Quando voltei para Campinas disse a mim mesmo que se eu voltasse a Câmara de
Vereadores, iria buscar um Projeto para o combate e a prevenção de doenças do
sexo masculino, principalmente as que dizem respeito ao sistema urinário e
reprodutor, onde existe maior preconceito.
De volta a Câmara , comecei a elaborar o Projeto de Lei junto com o grande amigo
e também vereador Dário Saad. Como urologista e especialista no assunto, ele
poderia dar o tom técnico ao Projeto. Então desenvolvemos, a quatro mãos, o
Programa Municipal de Saúde do Homem. Eu só fui descobrir realmente a minha
doença no final de 2005 e hoje posso dizer que estou 99% curado, mas tenho
consciência de que isso só foi possível porque fiz todos os exames e consegui
identificar e tratar o problema antes que ele ganhasse força. Depois desse meu
comprometimento, dessa minha nova filosofia, desse testemunho de vida, quero me
solidarizar com as pessoas que tem ou eventualmente poderão ter a doença. Eu
quero lutar para continuar vivendo! Tenho uma esposa maravilhosa, três crianças
que precisam de mim, adoro fazer política, amo a vida, gosto de ajudar as
pessoas e desejo contribuir cada vez mais com a sociedade".

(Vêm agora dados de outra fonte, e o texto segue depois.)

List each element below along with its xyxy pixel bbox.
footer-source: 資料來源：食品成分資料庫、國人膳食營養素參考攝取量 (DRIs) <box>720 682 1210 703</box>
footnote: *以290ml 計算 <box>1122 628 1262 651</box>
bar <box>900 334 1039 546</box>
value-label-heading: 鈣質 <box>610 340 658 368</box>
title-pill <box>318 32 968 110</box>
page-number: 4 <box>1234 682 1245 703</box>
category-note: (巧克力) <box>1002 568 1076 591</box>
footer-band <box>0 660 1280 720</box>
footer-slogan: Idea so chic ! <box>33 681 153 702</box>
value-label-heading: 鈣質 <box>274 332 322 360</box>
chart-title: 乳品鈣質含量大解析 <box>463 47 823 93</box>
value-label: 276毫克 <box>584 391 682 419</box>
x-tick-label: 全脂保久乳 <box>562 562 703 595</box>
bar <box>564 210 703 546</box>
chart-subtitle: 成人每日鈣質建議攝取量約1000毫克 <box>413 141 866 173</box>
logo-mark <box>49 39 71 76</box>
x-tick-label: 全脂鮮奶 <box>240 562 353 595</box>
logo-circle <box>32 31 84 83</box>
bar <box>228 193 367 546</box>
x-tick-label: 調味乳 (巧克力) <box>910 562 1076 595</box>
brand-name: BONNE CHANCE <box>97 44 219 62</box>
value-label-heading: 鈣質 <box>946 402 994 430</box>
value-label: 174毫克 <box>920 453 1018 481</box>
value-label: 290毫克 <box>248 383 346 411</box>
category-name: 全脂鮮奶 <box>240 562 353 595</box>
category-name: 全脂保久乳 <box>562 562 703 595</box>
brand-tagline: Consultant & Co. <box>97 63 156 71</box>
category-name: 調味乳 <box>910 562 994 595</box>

Dário Saad: "O Programa Municipal de Saúde do Homem prevê a capacitação dos
médicos da Rede Básica de Saúde, o que já está sendo feito. Se, por exemplo, o
câncer de próstata for diagnosticado, o paciente será encaminhado para uma das
unidades de referência, sendo elas: o Hospital Mário Gatti, o Hospital Ouro
Verde, a Pucc e Unicamp, onde irá ser atendido por equipes de urologia que são
referência no País. O fundamental é que o Programa consiga conscientizar, mudar
a cultura, mudar um pouco a cabeça dos homens. Eu como urologista observo que
muitos homens chegam ao consultório dizendo que só estão ali porque a mulher
mandou! É impressionante, a mulher tem consciência para cuidar da sua saúde, da
dos filhos, dos pais e da do marido! Está na hora do homem se responsabilizar
pela própria saúde fazendo, no mínimo, o exame de próstata a partir dos 45 anos,
uma vez ao ano. O câncer de próstata é o câncer que mais mata homens a partir
dos cinqüenta anos. Quando o exame é realizado periodicamente e a doença é
detectada, as chances de cura através da cirurgia ou da radioterapia são de 98%.
Por outro lado, se o homem fica dois ou três anos sem fazer o exame e tem a
infelicidade de ter um câncer, o tratamento passa a ser paliativo e as chances
de cura são mínimas".
Segundo o Secretário de Saúde de Campinas, José Francisco Kerr Saraiva, o Brasil
é o primeiro país da América Latina e o segundo do Continente Americano a
implementar uma Política Nacional de Atenção Integral a Saúde do Homem. O
primeiro foi o Canadá. "Campinas sai na frente como um dos primeiros municípios
do Brasil a implementar essa Política".
Fontes: Ministério da Saúde, Prefeitura e Câmara Municipal de Campinas.